Richtige Konsequenzen hingegen ziehen die Schüler und Schülerinnen, die sich der globalen Schüler- und Studentenbewegung Fridays For Future anschließen. Auf den Straßen von Städten, Dörfern und Kaffs in über 100 Ländern versammeln sich junge Aktivisten jeden Freitag, um für den Klimaschutz zu demonstrieren. Dieser Traum von politischer Partizipation, entpuppt sich jedoch als Albtraum jeder Helikopter-Mutter, die „natürlich“ nur das Beste für die Zukunft ihres Kindes will. Wie soll das Kind denn auch einen Job finden, mit so vielen Fehlstunden auf dem Zeugnis? In der Zukunft wird das Klima schließlich wärmer, die Wasserreserven rarer und die Lebensmittel somit teurer. Da brauch man doch einen gut bezahlten Job um überleben zu können! Bildung ist schließlich „Key“ um die Tür zum erfolgreichen Arbeitsleben zu öffnen.

Bildung ist nicht nur Sache der Schulen

Aber was soll das denn bitte für eine Bildung sein, die das Ausbleiben von politischem Engagement, das Ergreifen von Eigeninitiative, zukunftsorientiertes Denken und Handel rechtfertigt? Sowas wie Deutsch GK etwa, wirklich? Wer das behauptet, hat die Epoche Sturm und Drang vermutlich früher einfach geschwänzt.
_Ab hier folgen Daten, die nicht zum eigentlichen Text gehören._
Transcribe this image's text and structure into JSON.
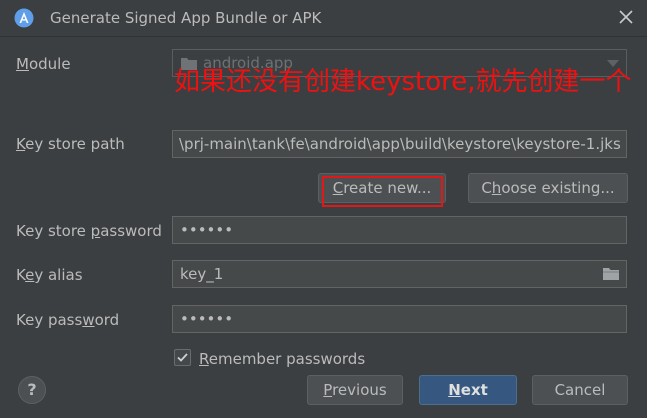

Das Traurige an der ganzen Geschichte ist ja, dass würden die Schüler in ihrer Freizeit demonstrieren, es einfach keinen jucken würde. Als die Politik 2016 ein ganzes Schuljahr einfach wegrationalisierte – von G9 zu G8 – war die Entrüstung in der Gesellschaft nicht mal halb so groß wie jetzt. Ist doch auch super, wenn jetzt jeder 17-Jährige schon studieren kann. In dem Alter hat man ja auch schon voll den Plan, was seine Zukunft angeht und in welchem Job man die nächsten 45 Jahre versauern will. Durch Engagement und politische Partizipation die eigene Rolle in der Gesellschaft zu finden ist ja auch eher nebensächlich.

Politik ist keine Frage des Alters

Wie Bildungs-Fan Christian Lindern ja ganz richtig erkannt hat, ist Klimapolitik eine Sache für Profis. Aber Übung macht schließlich den Meister und, wer jeden Freitag für seine Überzeugungen demonstriert, der wird später mal ein Profi-Bürger. Wer also glaubt, die Schülerdemonstranten seien noch zu jung, um sich an der Klimadebatte zu beteiligen, der verschwendet beim Einkaufen auch keinen Gedanken an überflüssige Plastikverpackungen, macht Witze über „diese Veganer“ und ist wohl während der Fahrt in einem dieser super innenstadt-tauglichen SUV (mit horrendem Spritverbrauch) mit samt seinem Verstand falsch abgebogen.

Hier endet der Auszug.